Bellaria ricorda la strage di Nassiriya

BELLARIA - Il 12 novembre 2003 avviene il primo grave attentato di Nassiriya. Alle ore 10:40 ora locale, le 08:40 in Italia, un camion cisterna pieno di esplosivo scoppia davanti la base MSU (Multinational Specialized Unit) italiana dei Carabinieri, provocando l'esplosione del deposito munizioni della base e la morte di diverse persone tra Carabinieri, Militari e civili.

 

Il tentativo del Carabiniere Andrea Filippa, di guardia all'ingresso della base "Maestrale", di fermare con il fucile in dotazione i due attentatori suicidi riesce, tant'è che il camion non esplode all'interno della caserma ma sul cancello di entrata, altrimenti la strage sarebbe stata di ben più ampie dimensioni. I primi soccorsi sono prestati dai Carabinieri stessi, dalla nuova polizia irachena e dai civili del luogo.

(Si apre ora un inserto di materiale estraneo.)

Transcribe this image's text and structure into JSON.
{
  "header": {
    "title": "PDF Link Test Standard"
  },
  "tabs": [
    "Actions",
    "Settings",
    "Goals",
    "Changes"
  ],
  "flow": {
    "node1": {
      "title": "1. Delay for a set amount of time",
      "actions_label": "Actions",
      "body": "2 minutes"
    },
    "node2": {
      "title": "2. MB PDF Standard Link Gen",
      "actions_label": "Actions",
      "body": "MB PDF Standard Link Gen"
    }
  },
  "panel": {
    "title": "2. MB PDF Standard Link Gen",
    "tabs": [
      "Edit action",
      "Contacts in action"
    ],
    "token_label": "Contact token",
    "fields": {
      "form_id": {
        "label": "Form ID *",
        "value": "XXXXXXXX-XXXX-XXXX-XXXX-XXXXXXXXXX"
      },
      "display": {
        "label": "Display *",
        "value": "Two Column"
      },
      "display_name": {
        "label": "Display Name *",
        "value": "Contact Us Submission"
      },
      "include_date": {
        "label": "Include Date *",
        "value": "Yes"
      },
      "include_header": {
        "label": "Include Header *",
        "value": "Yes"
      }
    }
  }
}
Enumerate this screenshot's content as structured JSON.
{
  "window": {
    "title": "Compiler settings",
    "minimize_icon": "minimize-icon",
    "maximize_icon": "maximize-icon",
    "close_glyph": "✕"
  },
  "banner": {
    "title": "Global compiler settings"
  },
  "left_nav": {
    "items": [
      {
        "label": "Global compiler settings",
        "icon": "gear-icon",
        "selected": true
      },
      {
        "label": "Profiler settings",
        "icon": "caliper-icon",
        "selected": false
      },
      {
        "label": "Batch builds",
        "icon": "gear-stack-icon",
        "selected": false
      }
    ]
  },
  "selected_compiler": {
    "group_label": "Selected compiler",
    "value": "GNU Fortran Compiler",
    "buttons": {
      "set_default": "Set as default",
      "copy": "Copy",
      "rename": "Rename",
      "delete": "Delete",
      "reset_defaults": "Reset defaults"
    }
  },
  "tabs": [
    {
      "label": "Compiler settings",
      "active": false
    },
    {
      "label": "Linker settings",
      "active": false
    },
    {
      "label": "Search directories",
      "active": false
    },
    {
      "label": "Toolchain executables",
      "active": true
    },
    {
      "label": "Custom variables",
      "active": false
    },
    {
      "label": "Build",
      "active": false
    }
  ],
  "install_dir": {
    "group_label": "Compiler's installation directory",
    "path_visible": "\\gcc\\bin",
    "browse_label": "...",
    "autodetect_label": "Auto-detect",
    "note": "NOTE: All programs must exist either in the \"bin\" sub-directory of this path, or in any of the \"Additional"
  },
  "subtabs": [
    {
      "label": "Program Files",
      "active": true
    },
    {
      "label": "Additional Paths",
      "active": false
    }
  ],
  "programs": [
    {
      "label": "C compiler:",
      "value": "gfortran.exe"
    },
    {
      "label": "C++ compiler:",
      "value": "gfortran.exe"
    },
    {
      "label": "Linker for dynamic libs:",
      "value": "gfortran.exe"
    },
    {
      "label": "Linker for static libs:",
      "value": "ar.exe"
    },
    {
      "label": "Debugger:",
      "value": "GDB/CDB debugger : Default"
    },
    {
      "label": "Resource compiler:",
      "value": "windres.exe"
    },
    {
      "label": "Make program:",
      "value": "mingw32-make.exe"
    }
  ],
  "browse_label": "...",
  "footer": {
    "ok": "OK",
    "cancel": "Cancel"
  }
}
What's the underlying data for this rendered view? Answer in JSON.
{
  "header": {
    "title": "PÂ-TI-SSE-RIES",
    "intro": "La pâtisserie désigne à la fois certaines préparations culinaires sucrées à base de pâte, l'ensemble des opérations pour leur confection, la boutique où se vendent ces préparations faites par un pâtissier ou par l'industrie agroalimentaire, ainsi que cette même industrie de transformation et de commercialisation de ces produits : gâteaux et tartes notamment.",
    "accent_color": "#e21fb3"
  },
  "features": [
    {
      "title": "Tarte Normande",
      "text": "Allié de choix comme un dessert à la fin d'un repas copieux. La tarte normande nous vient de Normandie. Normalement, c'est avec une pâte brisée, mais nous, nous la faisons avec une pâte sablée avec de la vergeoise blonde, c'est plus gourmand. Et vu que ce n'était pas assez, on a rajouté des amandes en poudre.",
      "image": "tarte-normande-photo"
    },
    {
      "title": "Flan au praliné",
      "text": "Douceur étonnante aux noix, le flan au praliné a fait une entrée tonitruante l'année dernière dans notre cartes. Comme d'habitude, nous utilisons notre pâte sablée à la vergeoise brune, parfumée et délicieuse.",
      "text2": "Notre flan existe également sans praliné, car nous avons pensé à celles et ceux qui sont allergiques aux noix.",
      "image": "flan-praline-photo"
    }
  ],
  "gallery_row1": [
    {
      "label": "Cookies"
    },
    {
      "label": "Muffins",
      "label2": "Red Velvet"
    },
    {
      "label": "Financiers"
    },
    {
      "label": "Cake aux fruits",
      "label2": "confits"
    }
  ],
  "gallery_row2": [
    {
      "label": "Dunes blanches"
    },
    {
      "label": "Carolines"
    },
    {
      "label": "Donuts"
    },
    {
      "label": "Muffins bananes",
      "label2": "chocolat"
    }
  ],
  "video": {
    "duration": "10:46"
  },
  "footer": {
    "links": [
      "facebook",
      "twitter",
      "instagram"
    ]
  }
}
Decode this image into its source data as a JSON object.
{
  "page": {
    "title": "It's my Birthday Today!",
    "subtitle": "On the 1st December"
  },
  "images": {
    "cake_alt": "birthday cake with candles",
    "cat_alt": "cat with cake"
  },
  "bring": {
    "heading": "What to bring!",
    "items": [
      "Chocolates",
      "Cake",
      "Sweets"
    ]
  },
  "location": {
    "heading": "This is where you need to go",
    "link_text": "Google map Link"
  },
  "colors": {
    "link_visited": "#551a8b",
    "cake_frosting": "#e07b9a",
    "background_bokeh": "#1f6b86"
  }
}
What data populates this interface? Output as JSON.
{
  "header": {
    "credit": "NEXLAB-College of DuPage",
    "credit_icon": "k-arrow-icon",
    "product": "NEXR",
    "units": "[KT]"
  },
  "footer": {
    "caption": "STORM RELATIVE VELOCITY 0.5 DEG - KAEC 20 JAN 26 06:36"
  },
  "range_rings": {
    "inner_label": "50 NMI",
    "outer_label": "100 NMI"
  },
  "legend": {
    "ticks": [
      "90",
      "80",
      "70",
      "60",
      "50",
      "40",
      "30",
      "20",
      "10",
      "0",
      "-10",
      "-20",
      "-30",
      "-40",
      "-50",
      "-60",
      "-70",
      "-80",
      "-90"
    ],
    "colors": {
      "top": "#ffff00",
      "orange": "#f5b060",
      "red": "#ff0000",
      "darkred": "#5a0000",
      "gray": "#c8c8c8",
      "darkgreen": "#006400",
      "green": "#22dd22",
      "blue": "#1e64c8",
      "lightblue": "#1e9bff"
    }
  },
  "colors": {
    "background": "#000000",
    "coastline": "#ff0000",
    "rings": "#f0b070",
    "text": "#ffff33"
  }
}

Nell'esplosione rimane coinvolta anche la troupe del regista Stefano Rolla che si trova sul luogo per girare uno sceneggiato sulla ricostruzione a Nassiriya da parte dei soldati italiani, nonché i militari dell'esercito italiano di scorta alla troupe che si erano fermati lì per una sosta logistica.

 

L'attentato provoca 28 morti, 19 italiani e 9 iracheni.

 

"L'attentato di Nasiriya, le immagini della base martoriata ed il dolore di quei giorni sono ancora vivi nella memoria di tutti noi - si legge in una nota - L'Amministrazione Comunale di Bellaria Igea Marina, nel giorno del sesto anniversario della strage, commemorerà domani la memoria dei caduti con un minuto di silenzio, che verrà osservato in Comune in segno di cordoglio. Un breve testo verrà inoltre letto presso gli istituti scolastici, luogo in cui, più che in ogni altro, il sacrificio ed il coraggio dei caduti in una terra così lontana merita di essere mantenuto vivo attraverso il ricordo.

Un'ulteriore iniziativa sarà la consegna, presso la caserma dei Carabinieri di Bellaria Igea Marina, di una pergamena e di un omaggio floreale da parte di una delegazione dell'Amministrazione: un doveroso tributo nei confronti dell'Arma, che a Nasiriya ha pagato un altissimo prezzo in termini di vite umane."